A feature by Antje Passenheim, ARD Studio New York
“You had to be tough to survive.” Ana “Rokafella” Garcia remembers broken glass and the smell of urine in the stairwell. To the arguing voices behind the apartment doors. The sound of the sirens. She grew up in the South Bronx. As one of the first female breakers, Rokafella danced her way through the hip hop boys club of the 1980s.
Vivian Vázquez was also a little girl when the Bronx burned. “We grew up in the rubble,” she says. “In burnt out ruins. In the midst of decay.” In the 1970s, hundreds of buildings in the South Bronx caught fire. 90 percent of the houses were destroyed.
gentrification and cohesion
“The South Bronx was burning down all around us,” says Vivian. “And nobody knew why.” The politicians blamed the poor residents. The fire department couldn’t keep up. Neither should she. The city planners wanted to evict the residents – mostly immigrants from Africa and Latin America. To make housing for the rich in Manhattan. But the people of the Bronx stuck together. Her neighborhood was her family. Documentary filmmaker Vázquez says: “We saved the Bronx.”

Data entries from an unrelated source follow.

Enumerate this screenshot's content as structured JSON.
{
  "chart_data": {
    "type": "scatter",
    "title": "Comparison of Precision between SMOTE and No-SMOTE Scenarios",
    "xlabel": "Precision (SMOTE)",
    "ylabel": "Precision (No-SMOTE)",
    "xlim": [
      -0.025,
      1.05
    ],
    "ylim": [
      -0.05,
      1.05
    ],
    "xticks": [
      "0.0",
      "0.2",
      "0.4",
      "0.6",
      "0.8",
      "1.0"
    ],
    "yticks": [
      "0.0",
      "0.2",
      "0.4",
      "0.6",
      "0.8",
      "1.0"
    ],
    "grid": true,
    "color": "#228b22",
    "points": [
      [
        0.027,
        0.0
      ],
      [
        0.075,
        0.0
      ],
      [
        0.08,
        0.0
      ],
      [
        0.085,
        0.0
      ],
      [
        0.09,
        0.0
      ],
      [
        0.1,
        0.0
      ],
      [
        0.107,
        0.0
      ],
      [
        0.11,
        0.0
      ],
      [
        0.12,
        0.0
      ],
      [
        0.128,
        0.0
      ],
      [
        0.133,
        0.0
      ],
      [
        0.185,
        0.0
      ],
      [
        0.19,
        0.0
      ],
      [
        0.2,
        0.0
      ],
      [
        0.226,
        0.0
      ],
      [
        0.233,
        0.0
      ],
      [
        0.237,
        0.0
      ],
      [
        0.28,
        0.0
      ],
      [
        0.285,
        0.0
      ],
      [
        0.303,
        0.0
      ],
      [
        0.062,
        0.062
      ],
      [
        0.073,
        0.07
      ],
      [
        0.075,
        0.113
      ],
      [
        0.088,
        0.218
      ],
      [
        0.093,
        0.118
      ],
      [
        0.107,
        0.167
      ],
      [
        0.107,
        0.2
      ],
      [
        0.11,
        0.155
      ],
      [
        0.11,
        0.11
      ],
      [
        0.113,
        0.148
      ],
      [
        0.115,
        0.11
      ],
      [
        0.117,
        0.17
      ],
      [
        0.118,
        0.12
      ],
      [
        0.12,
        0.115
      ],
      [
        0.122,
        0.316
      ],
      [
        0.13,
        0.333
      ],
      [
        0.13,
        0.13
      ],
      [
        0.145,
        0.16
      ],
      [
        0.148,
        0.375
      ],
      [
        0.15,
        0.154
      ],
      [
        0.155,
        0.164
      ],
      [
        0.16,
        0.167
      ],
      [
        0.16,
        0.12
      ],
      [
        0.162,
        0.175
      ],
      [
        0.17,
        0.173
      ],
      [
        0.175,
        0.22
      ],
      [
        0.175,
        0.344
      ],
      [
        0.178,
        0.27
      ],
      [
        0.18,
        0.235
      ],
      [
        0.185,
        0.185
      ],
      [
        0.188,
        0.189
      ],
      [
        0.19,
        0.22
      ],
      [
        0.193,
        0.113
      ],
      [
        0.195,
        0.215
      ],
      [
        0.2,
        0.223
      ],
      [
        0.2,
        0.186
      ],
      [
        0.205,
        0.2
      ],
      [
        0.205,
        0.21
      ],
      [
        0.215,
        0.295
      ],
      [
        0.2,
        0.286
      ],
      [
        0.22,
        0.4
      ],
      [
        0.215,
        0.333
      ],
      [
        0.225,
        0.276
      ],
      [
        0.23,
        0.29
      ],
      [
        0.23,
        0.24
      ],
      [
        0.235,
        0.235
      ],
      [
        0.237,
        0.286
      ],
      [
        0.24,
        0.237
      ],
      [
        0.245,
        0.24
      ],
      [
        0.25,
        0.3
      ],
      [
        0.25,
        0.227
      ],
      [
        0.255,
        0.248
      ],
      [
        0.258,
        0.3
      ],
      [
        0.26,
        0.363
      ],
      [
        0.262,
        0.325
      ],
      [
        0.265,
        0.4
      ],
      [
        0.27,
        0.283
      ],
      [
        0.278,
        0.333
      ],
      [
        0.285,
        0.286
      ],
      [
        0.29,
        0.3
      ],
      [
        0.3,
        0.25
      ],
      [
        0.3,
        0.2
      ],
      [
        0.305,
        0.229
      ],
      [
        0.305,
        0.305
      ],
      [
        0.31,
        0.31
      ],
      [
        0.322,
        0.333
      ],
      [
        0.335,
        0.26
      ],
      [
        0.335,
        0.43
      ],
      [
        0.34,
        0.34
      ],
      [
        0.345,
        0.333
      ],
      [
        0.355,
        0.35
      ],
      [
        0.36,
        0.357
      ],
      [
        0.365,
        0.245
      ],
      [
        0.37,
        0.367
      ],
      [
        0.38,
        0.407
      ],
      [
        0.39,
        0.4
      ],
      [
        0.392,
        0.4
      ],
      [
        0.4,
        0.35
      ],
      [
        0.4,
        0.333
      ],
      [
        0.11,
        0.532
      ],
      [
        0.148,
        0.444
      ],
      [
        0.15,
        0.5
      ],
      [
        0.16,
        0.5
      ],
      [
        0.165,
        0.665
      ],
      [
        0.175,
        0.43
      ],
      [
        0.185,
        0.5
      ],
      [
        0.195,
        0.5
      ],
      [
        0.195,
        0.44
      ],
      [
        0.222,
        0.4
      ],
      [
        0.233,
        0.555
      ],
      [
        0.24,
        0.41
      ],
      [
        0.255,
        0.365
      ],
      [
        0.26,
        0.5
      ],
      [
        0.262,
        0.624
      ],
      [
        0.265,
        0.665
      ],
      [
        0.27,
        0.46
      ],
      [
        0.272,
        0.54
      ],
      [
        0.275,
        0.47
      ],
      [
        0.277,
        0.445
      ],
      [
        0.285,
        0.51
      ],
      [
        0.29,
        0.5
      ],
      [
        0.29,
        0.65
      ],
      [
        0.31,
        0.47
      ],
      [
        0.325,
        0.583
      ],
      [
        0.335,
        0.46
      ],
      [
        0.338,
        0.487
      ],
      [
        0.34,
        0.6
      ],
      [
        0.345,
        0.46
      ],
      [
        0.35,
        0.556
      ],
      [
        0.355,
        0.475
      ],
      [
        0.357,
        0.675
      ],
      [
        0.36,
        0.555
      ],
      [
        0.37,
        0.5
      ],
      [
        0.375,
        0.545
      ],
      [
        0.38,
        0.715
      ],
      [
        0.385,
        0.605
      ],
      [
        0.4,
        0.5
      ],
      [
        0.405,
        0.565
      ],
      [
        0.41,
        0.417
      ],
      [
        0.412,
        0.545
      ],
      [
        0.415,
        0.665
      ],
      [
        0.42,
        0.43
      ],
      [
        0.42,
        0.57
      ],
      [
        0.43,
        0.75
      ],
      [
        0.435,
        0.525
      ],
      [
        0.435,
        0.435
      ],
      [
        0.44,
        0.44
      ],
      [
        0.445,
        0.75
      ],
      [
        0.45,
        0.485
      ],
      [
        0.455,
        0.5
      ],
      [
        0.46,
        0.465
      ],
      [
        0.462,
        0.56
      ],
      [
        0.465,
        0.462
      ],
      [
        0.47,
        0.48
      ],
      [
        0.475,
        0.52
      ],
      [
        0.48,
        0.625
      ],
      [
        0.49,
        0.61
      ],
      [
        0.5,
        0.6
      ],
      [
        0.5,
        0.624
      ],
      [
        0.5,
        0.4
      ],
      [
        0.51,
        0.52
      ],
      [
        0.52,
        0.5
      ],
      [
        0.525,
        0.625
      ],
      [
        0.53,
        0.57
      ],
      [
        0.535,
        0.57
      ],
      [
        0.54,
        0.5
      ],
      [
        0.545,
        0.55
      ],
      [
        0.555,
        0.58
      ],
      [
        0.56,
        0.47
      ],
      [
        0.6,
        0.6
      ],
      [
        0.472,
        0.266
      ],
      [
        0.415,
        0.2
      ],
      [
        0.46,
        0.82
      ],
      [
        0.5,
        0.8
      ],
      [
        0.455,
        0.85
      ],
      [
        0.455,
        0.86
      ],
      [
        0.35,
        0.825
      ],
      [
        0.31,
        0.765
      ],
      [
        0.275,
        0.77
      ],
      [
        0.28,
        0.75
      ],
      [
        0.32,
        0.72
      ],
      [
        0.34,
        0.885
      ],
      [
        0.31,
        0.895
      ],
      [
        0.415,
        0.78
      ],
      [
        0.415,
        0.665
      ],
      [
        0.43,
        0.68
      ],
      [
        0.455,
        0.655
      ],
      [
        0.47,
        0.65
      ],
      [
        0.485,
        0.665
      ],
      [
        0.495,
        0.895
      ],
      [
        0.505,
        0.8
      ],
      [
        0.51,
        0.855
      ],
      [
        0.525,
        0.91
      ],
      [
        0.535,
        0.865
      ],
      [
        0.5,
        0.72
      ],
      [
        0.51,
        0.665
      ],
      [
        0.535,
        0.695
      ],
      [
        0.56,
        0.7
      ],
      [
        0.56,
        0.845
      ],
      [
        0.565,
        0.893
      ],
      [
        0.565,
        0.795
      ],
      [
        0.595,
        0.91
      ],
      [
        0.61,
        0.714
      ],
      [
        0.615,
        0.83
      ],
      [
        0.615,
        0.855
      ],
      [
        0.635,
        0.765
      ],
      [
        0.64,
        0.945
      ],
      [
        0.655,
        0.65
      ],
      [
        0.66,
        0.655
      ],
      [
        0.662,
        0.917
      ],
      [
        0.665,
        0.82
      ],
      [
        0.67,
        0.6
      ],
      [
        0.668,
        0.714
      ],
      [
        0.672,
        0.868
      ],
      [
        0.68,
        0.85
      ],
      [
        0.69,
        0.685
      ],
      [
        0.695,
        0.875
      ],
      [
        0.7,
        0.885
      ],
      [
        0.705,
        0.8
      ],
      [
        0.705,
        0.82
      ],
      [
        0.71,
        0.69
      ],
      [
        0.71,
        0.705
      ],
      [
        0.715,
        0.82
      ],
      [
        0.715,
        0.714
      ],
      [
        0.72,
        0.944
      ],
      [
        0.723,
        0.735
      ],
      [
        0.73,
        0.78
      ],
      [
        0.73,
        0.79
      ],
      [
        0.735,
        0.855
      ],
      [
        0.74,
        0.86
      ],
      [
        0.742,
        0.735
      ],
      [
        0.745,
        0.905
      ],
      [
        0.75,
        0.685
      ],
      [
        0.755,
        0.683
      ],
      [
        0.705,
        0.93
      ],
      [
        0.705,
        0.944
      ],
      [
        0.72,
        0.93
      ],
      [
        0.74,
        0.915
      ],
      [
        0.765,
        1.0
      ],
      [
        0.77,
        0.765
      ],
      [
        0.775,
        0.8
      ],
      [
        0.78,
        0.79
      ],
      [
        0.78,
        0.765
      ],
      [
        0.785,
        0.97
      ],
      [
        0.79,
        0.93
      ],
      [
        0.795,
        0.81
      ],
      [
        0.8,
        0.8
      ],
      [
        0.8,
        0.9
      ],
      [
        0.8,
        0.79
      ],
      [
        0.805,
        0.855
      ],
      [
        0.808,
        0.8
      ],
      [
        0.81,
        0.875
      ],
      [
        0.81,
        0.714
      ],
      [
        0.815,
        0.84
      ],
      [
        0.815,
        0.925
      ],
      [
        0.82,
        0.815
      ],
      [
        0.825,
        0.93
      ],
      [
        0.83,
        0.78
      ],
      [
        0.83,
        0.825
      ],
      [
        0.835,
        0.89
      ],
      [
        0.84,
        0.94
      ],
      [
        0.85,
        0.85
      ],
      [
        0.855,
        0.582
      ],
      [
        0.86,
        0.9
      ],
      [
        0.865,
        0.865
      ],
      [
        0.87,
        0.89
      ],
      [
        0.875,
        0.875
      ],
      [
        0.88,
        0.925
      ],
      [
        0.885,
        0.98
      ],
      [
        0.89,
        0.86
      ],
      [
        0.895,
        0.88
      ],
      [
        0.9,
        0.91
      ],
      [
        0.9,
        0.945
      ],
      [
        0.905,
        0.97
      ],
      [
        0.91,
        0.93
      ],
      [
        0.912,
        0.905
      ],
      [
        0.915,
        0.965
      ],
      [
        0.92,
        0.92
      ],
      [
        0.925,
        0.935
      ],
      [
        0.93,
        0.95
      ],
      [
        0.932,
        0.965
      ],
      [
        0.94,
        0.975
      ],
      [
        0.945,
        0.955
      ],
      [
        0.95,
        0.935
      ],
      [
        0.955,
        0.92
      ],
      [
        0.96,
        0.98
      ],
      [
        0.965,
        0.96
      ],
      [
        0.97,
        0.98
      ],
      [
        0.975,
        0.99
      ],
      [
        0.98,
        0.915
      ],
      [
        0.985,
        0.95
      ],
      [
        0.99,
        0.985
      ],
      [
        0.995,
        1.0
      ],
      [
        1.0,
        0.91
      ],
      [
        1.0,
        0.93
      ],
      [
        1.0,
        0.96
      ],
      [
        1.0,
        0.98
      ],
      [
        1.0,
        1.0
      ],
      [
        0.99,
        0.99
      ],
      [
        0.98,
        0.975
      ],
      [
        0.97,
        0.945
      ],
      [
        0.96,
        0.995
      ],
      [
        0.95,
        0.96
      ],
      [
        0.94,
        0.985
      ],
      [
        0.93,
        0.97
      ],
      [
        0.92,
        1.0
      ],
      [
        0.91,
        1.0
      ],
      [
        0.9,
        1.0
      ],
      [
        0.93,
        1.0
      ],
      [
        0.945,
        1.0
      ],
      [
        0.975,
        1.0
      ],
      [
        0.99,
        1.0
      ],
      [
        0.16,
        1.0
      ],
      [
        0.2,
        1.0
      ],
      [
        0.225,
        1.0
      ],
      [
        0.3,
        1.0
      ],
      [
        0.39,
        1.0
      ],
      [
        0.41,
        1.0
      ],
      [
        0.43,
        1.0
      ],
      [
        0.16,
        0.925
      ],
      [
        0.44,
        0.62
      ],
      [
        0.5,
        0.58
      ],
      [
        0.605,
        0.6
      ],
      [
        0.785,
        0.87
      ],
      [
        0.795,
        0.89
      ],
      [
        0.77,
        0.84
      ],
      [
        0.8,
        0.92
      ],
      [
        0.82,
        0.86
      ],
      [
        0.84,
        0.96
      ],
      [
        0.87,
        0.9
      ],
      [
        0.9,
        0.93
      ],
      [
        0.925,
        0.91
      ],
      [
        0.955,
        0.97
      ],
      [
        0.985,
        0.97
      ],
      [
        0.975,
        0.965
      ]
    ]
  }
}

Today the Bronx is no longer burning. Hip hop is celebrating its 50th birthday in its cradle. But the residents of one of the structurally weakest districts in the USA are still fighting: for their existence. But above all against the stigma and gentrification. The neighborhood of the gangs has changed. On the banks of the Harlem River there are yoga studios, ateliers and cafes with vegan Matcha Latte. Chic apartment buildings should attract a new clientele. Many residents of the Bronx fear that even without a fire, they could soon be driven out.